Per accorciare i tempi del vaccino bisogna testarlo su giovani e vaccinati
Il virologo Roberto Burioni è stato intervistato alla trasmissione di Fabio Fazio, “Che Tempo Che Fa”, e suggerisce quali potrebbero essere le soluzioni necessarie per poter entrare in sicurezza nella fase 2, quella di graduale riapertura del Paese.
“Quello che noi stiamo imparando da questo virus è che la contagiosità è molto superiore a quella che pensavamo e molta viene da persone che non hanno sintomi quindi tutti dobbiamo considerarci malati, tutti potremmo essere infettivi“, afferma Burioni.

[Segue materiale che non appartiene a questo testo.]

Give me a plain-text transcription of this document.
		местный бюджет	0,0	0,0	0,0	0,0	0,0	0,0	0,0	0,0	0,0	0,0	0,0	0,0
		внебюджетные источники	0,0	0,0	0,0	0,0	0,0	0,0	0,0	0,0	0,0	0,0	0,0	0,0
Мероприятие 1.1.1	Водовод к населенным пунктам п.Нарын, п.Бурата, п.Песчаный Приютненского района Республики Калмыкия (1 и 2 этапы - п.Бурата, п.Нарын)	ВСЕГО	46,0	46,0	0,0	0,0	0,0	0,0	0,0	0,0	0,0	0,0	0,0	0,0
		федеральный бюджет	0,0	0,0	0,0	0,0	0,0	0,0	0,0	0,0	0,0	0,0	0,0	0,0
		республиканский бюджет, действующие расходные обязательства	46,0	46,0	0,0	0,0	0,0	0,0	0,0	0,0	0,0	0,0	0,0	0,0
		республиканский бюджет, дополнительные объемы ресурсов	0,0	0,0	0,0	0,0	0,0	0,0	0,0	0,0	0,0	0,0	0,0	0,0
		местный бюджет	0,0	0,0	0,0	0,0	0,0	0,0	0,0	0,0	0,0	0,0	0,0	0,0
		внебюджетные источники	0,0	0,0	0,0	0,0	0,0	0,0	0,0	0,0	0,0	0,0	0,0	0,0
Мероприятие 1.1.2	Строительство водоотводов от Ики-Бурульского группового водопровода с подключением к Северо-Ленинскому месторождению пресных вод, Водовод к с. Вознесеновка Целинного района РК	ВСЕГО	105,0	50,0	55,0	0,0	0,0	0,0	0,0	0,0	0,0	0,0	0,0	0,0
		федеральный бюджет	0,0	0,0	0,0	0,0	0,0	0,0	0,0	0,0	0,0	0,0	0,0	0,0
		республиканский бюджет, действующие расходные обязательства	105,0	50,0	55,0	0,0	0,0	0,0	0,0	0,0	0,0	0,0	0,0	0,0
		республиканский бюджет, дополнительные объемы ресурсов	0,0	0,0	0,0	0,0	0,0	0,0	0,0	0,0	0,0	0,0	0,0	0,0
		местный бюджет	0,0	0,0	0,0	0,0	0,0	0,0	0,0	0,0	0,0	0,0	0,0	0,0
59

Si mette in risalto l’importanza dell’uso delle mascherine, unico dispositivo in grado di bloccare la diffusione del virus da soggetto a soggetto, oltre al distanziamento sociale. Infine, il virologo non esclude l’utilizzo di un app sul cellulare per tracciare i contatti di una persona in modo che, nel caso di contagi, sia più semplice circoscrivere un nuovo focolaio.
“Quando usciamo dovremo portare tutti le mascherine, e su questo dobbiamo cominciare a prepararci. Serve fare più tamponi, tantissimi test, perché questa malattia può durare anche un mese. E poi, servono le app per tracciare tutti i contatti“, ribadisce il virologo.
In collaborazione con Andrea Gambotto, professore all’Università di Pittsburgh, illustra i passi avanti compiuti in materia di vaccino contro il coronavirus.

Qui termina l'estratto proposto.